BIDDEFORD POOL — Ann Stickney Lindsay, died on January 16, 2019, at Edgewood Retirement Community in North Andover, Massachusetts. She was 100 years old.
She was born in St. Louis, Missouri, on July 16, 1918, to Eleanor (nee Dozier) and Stuart Stickney.
Her father was the treasurer for the Stickney Hoelscher Cigar Company and her maternal grandfather ran a baking company that eventually became Nabisco.
She attended the Rossman School in St. Louis. In 1930 she moved with her mother and stepfather to New York City. She graduated from the Nightingale-Bamford School, then spent a year at Miss Child’s Graduate House in Florence, Italy.
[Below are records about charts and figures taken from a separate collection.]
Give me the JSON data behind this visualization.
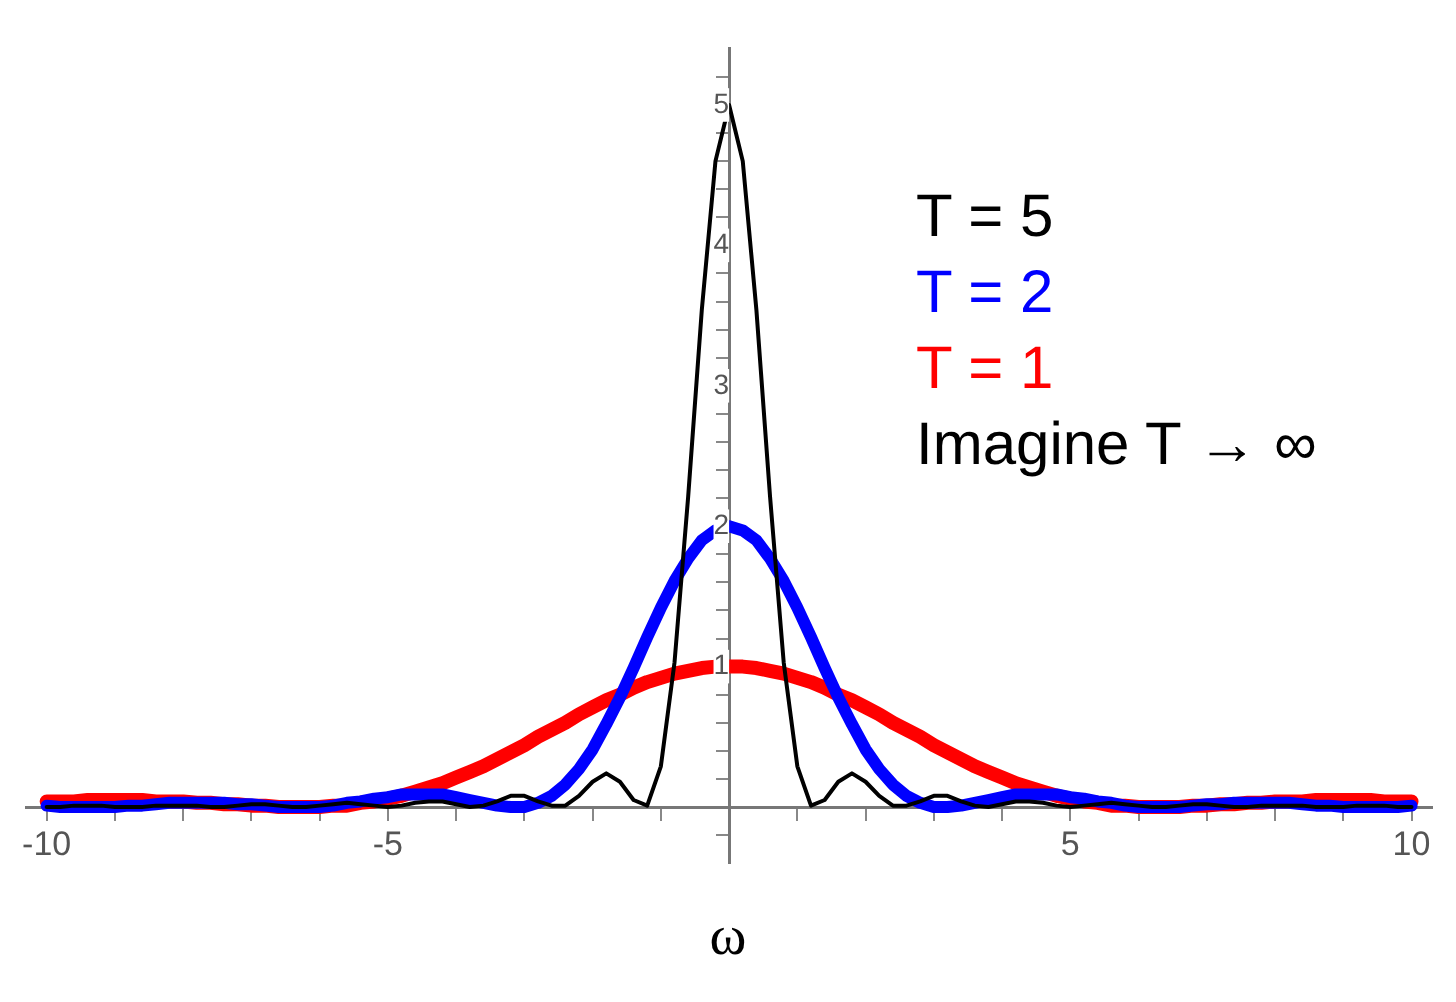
{
  "chart_data": {
    "type": "line",
    "xlabel": "ω",
    "legend": "top right",
    "marker": "none",
    "line_style": "solid",
    "grid": false,
    "x": [
      -10,
      -9.8,
      -9.6,
      -9.4,
      -9.2,
      -9,
      -8.8,
      -8.6,
      -8.4,
      -8.2,
      -8,
      -7.8,
      -7.6,
      -7.4,
      -7.2,
      -7,
      -6.8,
      -6.6,
      -6.4,
      -6.2,
      -6,
      -5.8,
      -5.6,
      -5.4,
      -5.2,
      -5,
      -4.8,
      -4.6,
      -4.4,
      -4.2,
      -4,
      -3.8,
      -3.6,
      -3.4,
      -3.2,
      -3,
      -2.8,
      -2.6,
      -2.4,
      -2.2,
      -2,
      -1.8,
      -1.6,
      -1.4,
      -1.2,
      -1,
      -0.8,
      -0.6,
      -0.4,
      -0.2,
      0,
      0.2,
      0.4,
      0.6,
      0.8,
      1,
      1.2,
      1.4,
      1.6,
      1.8,
      2,
      2.2,
      2.4,
      2.6,
      2.8,
      3,
      3.2,
      3.4,
      3.6,
      3.8,
      4,
      4.2,
      4.4,
      4.6,
      4.8,
      5,
      5.2,
      5.4,
      5.6,
      5.8,
      6,
      6.2,
      6.4,
      6.6,
      6.8,
      7,
      7.2,
      7.4,
      7.6,
      7.8,
      8,
      8.2,
      8.4,
      8.6,
      8.8,
      9,
      9.2,
      9.4,
      9.6,
      9.8,
      10
    ],
    "series": [
      {
        "name": "T = 5",
        "color": "#000000",
        "values": [
          0,
          0,
          0.01,
          0.01,
          0.01,
          0,
          0,
          0,
          0.01,
          0.01,
          0.01,
          0.01,
          0,
          0,
          0.01,
          0.02,
          0.02,
          0.01,
          0,
          0,
          0.01,
          0.02,
          0.03,
          0.02,
          0.01,
          0,
          0.01,
          0.03,
          0.04,
          0.04,
          0.02,
          0,
          0.01,
          0.04,
          0.08,
          0.08,
          0.04,
          0.01,
          0.01,
          0.08,
          0.18,
          0.24,
          0.18,
          0.05,
          0.01,
          0.29,
          1.03,
          2.21,
          3.54,
          4.6,
          5,
          4.6,
          3.54,
          2.21,
          1.03,
          0.29,
          0.01,
          0.05,
          0.18,
          0.24,
          0.18,
          0.08,
          0.01,
          0.01,
          0.04,
          0.08,
          0.08,
          0.04,
          0.01,
          0,
          0.02,
          0.04,
          0.04,
          0.03,
          0.01,
          0,
          0.01,
          0.02,
          0.03,
          0.02,
          0.01,
          0,
          0,
          0.01,
          0.02,
          0.02,
          0.01,
          0,
          0,
          0.01,
          0.01,
          0.01,
          0.01,
          0,
          0,
          0,
          0.01,
          0.01,
          0.01,
          0,
          0
        ]
      },
      {
        "name": "T = 2",
        "color": "#0000ff",
        "values": [
          0.01,
          0,
          0,
          0,
          0,
          0,
          0.01,
          0.01,
          0.02,
          0.03,
          0.03,
          0.03,
          0.03,
          0.03,
          0.02,
          0.02,
          0.01,
          0,
          0,
          0,
          0,
          0.01,
          0.03,
          0.04,
          0.06,
          0.07,
          0.09,
          0.09,
          0.09,
          0.09,
          0.07,
          0.05,
          0.03,
          0.01,
          0,
          0,
          0.03,
          0.08,
          0.16,
          0.27,
          0.41,
          0.59,
          0.78,
          0.99,
          1.21,
          1.42,
          1.61,
          1.77,
          1.9,
          1.97,
          2,
          1.97,
          1.9,
          1.77,
          1.61,
          1.42,
          1.21,
          0.99,
          0.78,
          0.59,
          0.41,
          0.27,
          0.16,
          0.08,
          0.03,
          0,
          0,
          0.01,
          0.03,
          0.05,
          0.07,
          0.09,
          0.09,
          0.09,
          0.09,
          0.07,
          0.06,
          0.04,
          0.03,
          0.01,
          0,
          0,
          0,
          0,
          0.01,
          0.02,
          0.02,
          0.03,
          0.03,
          0.03,
          0.03,
          0.03,
          0.02,
          0.01,
          0.01,
          0,
          0,
          0,
          0,
          0,
          0.01
        ]
      },
      {
        "name": "T = 1",
        "color": "#ff0000",
        "values": [
          0.04,
          0.04,
          0.04,
          0.05,
          0.05,
          0.05,
          0.05,
          0.05,
          0.04,
          0.04,
          0.04,
          0.03,
          0.03,
          0.02,
          0.02,
          0.01,
          0.01,
          0,
          0,
          0,
          0,
          0.01,
          0.01,
          0.03,
          0.04,
          0.06,
          0.08,
          0.11,
          0.14,
          0.17,
          0.21,
          0.25,
          0.29,
          0.34,
          0.39,
          0.44,
          0.5,
          0.55,
          0.6,
          0.66,
          0.71,
          0.76,
          0.8,
          0.85,
          0.89,
          0.92,
          0.95,
          0.97,
          0.99,
          1,
          1,
          1,
          0.99,
          0.97,
          0.95,
          0.92,
          0.89,
          0.85,
          0.8,
          0.76,
          0.71,
          0.66,
          0.6,
          0.55,
          0.5,
          0.44,
          0.39,
          0.34,
          0.29,
          0.25,
          0.21,
          0.17,
          0.14,
          0.11,
          0.08,
          0.06,
          0.04,
          0.03,
          0.01,
          0.01,
          0,
          0,
          0,
          0,
          0.01,
          0.01,
          0.02,
          0.02,
          0.03,
          0.03,
          0.04,
          0.04,
          0.04,
          0.05,
          0.05,
          0.05,
          0.05,
          0.05,
          0.04,
          0.04,
          0.04
        ]
      }
    ],
    "xlim": [
      -10.3,
      10.3
    ],
    "xticks": [
      -10,
      {
        "value": -9,
        "label": null
      },
      {
        "value": -8,
        "label": null
      },
      {
        "value": -7,
        "label": null
      },
      {
        "value": -6,
        "label": null
      },
      -5,
      {
        "value": -4,
        "label": null
      },
      {
        "value": -3,
        "label": null
      },
      {
        "value": -2,
        "label": null
      },
      {
        "value": -1,
        "label": null
      },
      {
        "value": 1,
        "label": null
      },
      {
        "value": 2,
        "label": null
      },
      {
        "value": 3,
        "label": null
      },
      {
        "value": 4,
        "label": null
      },
      5,
      {
        "value": 6,
        "label": null
      },
      {
        "value": 7,
        "label": null
      },
      {
        "value": 8,
        "label": null
      },
      {
        "value": 9,
        "label": null
      },
      10
    ],
    "ylim": [
      -0.4,
      5.4
    ],
    "yticks": [
      {
        "value": -0.2,
        "label": null
      },
      {
        "value": 0.2,
        "label": null
      },
      {
        "value": 0.4,
        "label": null
      },
      {
        "value": 0.6,
        "label": null
      },
      {
        "value": 0.8,
        "label": null
      },
      1,
      {
        "value": 1.2,
        "label": null
      },
      {
        "value": 1.4,
        "label": null
      },
      {
        "value": 1.6,
        "label": null
      },
      {
        "value": 1.8,
        "label": null
      },
      2,
      {
        "value": 2.2,
        "label": null
      },
      {
        "value": 2.4,
        "label": null
      },
      {
        "value": 2.6,
        "label": null
      },
      {
        "value": 2.8,
        "label": null
      },
      3,
      {
        "value": 3.2,
        "label": null
      },
      {
        "value": 3.4,
        "label": null
      },
      {
        "value": 3.6,
        "label": null
      },
      {
        "value": 3.8,
        "label": null
      },
      4,
      {
        "value": 4.2,
        "label": null
      },
      {
        "value": 4.4,
        "label": null
      },
      {
        "value": 4.6,
        "label": null
      },
      {
        "value": 4.8,
        "label": null
      },
      5,
      {
        "value": 5.2,
        "label": null
      }
    ],
    "annotations": [
      "Imagine T → ∞"
    ]
  }
}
She later attended the Traphagen School of Design in New York, where she produced intricate and beautiful drawings for her fashion design courses.
In 1941, Ann and two friends ran the Weekend Bookshop on Madison Avenue on Manhattan’s Upper East Side. A March 1942 story in the St. Louis Post Dispatch describes Ann deftly handling a shoplifter: “(Miss Stickney) had to run after a woman who slipped out the door with three expensive books. Miss Stickney caught up with her on Madison and retrieved the books after asking if the woman wouldn’t like them wrapped.”
On June 3, 1944, she married Peter McNair Lindsay, a Navy lieutenant, in Manhattan, during a wartime leave. They had met as babies in St. Louis and both their families summered in Biddeford Pool, Maine. In fact, Ann’s mother had been a bridesmaid in Peter’s parents’ wedding there in 1916.

They spent all their summers and most of their later years in that same Maine village, where they had lifelong friends spanning generations.
After the war, Ann and Peter saw the world in two-year increments, courtesy of the Navy, as they were stationed in Newport, Rhode Island; Yokosuka, Japan; and Philadelphia, Pennsylvania. they left the Navy and settled in Beverly Farms, Massachusetts.
Ann was a voracious reader, a mushroom hunter and an avid craftsperson. Her crafts included needlepoint, knitting, sewing, and making terrariums. She was a great gardener, a gifted artist, and painter.
But most of all, Ann hooked rugs she designed herself. She and a group of Beverly Farms women met weekly for years, calling themselves the “happy hookers.”
She loved to travel and spend time with her many friends. She was a snappy dresser with great style. She had a keen sense of humor and a sharp tongue. Her grandchildren kept a secret notebook of “Grandma’s Best Lines,” none of which can be repeated here.
She was open minded and easily adjusted to modern times. When invited to her first same-sex wedding she insisted “Someone must get me to the wedding, I don’t want them to think I disapprove!” and then added “and I’m dying to see what the brides will wear.”

She was delighted by her 100th birthday party this past summer in Maine which was attended by more than 100 of her friends and family.

She was predeceased by: her husband, Peter; and daughter, Susan; and is survived by: two sons, Andrew and wife Jan Lindsay of Ipswich, Massachusetts, and Peter and wife Kate Binzen of Decatur, Georgia. Also survived by: four grandchildren, Jackson, Barbara, Jacob and Claire; and a great-grandson, Benjamin. She is also survived by her beloved nephew, Webster Tilton.
Private services will be held this summer in Maine. Arrangements by the Campbell Funeral Home, 525 Cabot St., Beverly, Massachusetts. In lieu of flowers, please consider donations to the Lawrence General Hospital and Essex County Greenbelt.